Ann Arbor has many buildings over three stories and more are being approved by City Council. It is extremely irresponsible to build additional 10- and 12-story buildings downtown when people above the third floor cannot be rescued. We are one stupid student with a hot plate that overheats away from a tragedy.
While pursuing my revolt against Mayor Hieftje and the City Council block that supports his policies, I’ve become a frequent commenter on AnnArbor.com and this has led to two results.

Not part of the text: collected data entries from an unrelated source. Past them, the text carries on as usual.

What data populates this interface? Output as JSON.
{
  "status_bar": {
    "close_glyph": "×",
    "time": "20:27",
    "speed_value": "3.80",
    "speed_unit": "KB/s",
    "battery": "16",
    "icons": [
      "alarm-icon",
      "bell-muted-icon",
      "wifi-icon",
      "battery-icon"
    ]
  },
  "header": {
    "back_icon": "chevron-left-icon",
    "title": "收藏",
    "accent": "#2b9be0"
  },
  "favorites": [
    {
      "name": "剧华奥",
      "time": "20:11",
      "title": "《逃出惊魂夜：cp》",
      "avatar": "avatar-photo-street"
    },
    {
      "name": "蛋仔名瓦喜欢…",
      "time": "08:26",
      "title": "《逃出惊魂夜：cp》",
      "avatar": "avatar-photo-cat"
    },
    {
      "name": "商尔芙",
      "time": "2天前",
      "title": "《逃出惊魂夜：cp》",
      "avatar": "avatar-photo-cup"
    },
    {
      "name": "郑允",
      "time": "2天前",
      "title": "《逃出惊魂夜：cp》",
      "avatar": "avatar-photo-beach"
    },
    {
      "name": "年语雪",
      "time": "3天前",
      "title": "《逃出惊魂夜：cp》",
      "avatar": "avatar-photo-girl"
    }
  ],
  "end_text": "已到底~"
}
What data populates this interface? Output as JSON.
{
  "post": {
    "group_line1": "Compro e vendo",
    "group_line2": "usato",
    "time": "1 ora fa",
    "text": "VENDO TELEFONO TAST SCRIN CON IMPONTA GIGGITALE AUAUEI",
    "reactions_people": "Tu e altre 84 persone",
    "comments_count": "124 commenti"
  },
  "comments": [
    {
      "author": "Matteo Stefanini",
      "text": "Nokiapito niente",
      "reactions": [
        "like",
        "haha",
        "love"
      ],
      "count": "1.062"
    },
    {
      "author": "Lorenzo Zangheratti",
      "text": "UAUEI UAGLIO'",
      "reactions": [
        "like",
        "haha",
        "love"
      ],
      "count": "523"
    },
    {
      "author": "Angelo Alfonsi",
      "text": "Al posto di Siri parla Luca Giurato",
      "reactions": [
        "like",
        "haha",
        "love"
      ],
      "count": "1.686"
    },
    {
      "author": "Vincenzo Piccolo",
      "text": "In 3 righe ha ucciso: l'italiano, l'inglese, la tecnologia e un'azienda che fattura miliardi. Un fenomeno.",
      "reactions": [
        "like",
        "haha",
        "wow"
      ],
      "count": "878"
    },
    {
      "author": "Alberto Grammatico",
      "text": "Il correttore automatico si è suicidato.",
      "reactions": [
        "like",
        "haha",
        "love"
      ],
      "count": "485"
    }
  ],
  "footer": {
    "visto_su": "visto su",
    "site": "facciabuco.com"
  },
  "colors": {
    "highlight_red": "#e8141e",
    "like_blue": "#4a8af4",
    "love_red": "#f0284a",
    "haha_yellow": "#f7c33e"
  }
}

First, many comments have been made suggesting I run for mayor against John Hieftje. I have decided not to run for mayor in 2012. I am sorry to disappoint my supporters, however family and work must come first for me for the next year. The banking business is still challenging these days and my young family needs my devotion.
And, with my decision not to run for mayor, AnnArbor.com has offered me an opportunity to write a regular community opinion column, giving me the opportunity to expand on my observations with more facts and background information.
This doesn’t change the fact that we all need to lobby the mayor and city administrator to add more funding to the Ann Arbor Fire Department to hire more staff and replace or repair the city’s ladder trucks. This year’s fire budget calls for 5 more positions to be cut and that also must change so that we can again meet national fire standards for response times and other key metrics of fire safety performance.
Stephen Ranzini is president of Ann Arbor-based University Bank. He is a former community member of the AnnArbor.com editorial board.